A new round of testing at a Dayton water plant shows potentially dangerous compounds were found for the third straight month in water piped to about 400,000 people, but the levels are not rising.
Results from May tests for “PFAS” (Per- and Polyfluoroalkyl Substances) in treated water were found at a level of 10.5 parts per trillion, similar to the 12.5 ppt detected in March and 7 ppt in April, according to the Dayton Water Department.
“They seem to be in the same range. They seem to be pretty stable,” said Michael Powell, Dayton’s Department of Water director.
Virtually unchanged, the results mean PFAS are not on the rise and the water stays safe to drink, Powell said.
The chemical compounds turned up in March at Dayton’s Ottawa Water Treatment Plant, the first time the compounds — currently believed to be safe when below 70 ppt for lifetime exposure — were detected in water after the treatment process.
Powell said PFAS have likely been in treated water all along, but they were only first detected due to a new testing process.
“Keep in mind that the levels were so low that it wasn’t even detectable with some of the previous methods,” he said.
PFAS at the levels detected in Dayton water, however, may not be as benign as first believed.
A new Centers for Disease Control and Prevention draft study indicates the level of PFAS at which health risks might be expected is seven to 10 times lower for these chemicals: startlingly close to the 7 to 12.5 parts per trillion recently detected in water leaving the Dayton plant. The report now open for comment was released by the centers’ Agency for Toxic Substances and Disease Registry.
The 70 ppt upper threshold for exposure is a health advisory level, not a more stringently-enforced U.S. Environmental Protection Agency (EPA) maximum contaminate limit reached through a lengthier Safe Drinking Water Act rules-making process, said James Lee, an Ohio EPA spokesman.
“These are not enforceable rules but are advisories issued by U.S. EPA based on the current research,” Lee said. “Ohio EPA can then use those health advisory levels to require public water systems to take specific actions such as sampling schedules and other steps out of an abundance of caution.”
It was precisely this type of Ohio EPA request made of Dayton that resulted in March, April and May testing for PFAS, Lee said.
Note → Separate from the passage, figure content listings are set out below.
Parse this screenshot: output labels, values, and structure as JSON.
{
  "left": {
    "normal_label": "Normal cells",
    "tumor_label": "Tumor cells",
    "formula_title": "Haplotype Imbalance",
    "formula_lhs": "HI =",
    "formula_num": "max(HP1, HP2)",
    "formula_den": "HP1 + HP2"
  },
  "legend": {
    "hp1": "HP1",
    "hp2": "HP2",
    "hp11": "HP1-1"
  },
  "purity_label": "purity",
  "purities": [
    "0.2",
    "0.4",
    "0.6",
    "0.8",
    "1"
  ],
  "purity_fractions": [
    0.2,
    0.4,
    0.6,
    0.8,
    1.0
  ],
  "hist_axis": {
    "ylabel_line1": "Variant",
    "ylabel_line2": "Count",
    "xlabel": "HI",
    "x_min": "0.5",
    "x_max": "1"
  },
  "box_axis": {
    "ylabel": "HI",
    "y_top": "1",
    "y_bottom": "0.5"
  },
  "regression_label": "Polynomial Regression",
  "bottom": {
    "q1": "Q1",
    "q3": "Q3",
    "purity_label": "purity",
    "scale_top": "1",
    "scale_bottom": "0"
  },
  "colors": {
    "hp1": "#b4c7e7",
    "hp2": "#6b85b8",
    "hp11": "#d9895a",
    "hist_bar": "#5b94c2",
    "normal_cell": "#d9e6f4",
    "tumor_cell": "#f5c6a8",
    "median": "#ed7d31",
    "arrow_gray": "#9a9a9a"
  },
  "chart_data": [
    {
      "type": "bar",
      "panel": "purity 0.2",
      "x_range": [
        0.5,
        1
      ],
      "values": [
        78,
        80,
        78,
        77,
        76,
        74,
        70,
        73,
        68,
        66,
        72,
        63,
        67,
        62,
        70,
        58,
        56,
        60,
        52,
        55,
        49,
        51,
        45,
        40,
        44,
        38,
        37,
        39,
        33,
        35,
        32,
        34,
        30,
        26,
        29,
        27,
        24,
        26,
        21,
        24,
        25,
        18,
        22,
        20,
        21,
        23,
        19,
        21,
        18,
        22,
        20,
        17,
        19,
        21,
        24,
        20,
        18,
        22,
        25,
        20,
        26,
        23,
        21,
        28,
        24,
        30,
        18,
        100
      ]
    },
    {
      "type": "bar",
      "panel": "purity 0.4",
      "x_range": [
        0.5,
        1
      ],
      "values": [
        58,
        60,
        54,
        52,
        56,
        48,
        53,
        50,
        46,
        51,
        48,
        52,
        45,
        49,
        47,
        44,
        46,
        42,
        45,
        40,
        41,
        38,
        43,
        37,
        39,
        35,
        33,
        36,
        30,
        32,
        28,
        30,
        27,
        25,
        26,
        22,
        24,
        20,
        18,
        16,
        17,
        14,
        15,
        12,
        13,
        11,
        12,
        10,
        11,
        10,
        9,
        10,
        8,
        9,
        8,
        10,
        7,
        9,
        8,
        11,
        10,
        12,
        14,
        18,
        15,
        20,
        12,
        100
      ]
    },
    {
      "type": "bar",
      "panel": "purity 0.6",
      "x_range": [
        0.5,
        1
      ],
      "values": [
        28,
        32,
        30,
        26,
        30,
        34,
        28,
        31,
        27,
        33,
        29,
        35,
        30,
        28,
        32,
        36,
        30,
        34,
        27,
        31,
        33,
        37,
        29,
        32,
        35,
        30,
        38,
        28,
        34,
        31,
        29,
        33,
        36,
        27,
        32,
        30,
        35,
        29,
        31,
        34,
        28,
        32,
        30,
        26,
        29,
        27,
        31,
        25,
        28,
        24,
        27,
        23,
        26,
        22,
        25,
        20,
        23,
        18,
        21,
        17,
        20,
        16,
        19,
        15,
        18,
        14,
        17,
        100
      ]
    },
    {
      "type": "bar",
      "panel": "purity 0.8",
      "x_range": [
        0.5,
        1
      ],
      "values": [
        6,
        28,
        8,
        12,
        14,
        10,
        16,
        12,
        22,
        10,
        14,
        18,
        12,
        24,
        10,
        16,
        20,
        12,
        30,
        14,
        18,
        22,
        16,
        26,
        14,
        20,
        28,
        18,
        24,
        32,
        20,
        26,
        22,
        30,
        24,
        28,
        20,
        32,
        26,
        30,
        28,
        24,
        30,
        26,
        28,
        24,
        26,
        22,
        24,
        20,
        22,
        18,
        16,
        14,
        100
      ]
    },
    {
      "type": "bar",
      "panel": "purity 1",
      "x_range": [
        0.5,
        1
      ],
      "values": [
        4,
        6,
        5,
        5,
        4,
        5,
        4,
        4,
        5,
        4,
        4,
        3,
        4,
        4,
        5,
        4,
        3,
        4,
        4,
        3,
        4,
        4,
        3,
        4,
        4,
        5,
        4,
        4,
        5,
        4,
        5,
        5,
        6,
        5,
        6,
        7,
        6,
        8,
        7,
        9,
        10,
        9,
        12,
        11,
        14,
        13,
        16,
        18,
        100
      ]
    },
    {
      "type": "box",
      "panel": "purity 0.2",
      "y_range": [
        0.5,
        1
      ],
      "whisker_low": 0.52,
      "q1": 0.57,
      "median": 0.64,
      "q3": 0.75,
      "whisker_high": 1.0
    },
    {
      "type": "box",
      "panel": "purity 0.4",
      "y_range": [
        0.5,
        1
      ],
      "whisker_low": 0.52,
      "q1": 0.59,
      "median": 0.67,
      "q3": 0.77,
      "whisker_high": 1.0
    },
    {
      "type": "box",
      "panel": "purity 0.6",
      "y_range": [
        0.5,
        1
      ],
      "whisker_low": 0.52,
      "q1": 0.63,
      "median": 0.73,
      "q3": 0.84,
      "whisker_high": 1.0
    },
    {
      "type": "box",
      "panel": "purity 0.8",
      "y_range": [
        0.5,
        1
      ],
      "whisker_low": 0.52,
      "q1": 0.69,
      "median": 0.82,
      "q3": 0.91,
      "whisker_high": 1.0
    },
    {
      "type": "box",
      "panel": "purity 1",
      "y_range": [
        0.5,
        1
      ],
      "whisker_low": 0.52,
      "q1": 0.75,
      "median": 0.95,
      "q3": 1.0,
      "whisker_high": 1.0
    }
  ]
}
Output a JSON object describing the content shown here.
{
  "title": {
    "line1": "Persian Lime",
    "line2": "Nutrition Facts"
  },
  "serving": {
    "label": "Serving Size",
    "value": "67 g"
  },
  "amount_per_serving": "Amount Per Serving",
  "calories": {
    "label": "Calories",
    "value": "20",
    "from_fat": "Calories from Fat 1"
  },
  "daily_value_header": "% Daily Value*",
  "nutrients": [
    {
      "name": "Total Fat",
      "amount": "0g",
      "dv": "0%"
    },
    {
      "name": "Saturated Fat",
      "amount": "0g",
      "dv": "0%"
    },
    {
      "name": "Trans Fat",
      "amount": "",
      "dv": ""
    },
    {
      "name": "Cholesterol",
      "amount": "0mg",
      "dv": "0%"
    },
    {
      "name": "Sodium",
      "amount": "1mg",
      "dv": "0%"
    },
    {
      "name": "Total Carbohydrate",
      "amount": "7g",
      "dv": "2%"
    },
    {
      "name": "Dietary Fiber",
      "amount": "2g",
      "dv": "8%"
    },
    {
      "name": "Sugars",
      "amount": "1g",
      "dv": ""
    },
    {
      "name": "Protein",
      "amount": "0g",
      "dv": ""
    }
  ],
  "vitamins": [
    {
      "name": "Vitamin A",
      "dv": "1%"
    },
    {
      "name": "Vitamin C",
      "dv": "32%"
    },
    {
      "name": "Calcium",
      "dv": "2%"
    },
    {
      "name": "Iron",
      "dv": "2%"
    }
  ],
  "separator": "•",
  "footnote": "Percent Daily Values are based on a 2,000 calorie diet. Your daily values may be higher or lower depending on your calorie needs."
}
Exposure to PFAS may be responsible at certain levels for testicular and liver cancer; changes in cholesterol; low birth weight in newborns; liver tissue damage; and effects on the immune system and thyroid, human epidemiology and animal testing studies suggest, according to the U.S. EPA.
The precise origin of the compounds detected in the treated water that goes to about 400,000 people in the region is yet unknown. But regulators have prodded both the city of Dayton and Wright-Patterson Air Force Base about the chemicals once used as a fire retardant, ones the Ohio EPA has directed the Air Force to clean up.
Both Dayton and Montgomery County, which purchases water from the city, started voluntarily notifying users about the presence of the substances earlier this month.
The city has more than 300 monitoring wells, adding 80 in the last six months. Already, a number of wells have been shut down in fear of drawing more PFAS into the system, Powell said.
The department’s environmental team is working to determine how to better restrict PFAS movement in a Dayton well field. An outside environmental engineer has been called in to help the city determine the extent PFAS are effectively mitigated through the current sand filtration treatment process or whether more needs to be done, Powell said.
“There are some techniques that have been proven effective, granular activated carbon is being used by some utilities,” he said. “There are other methods that are being evaluated as well. We are working with some experts in the field with helping us to determine what’s the best method to remove these sorts of contaminants from various different levels from water systems.”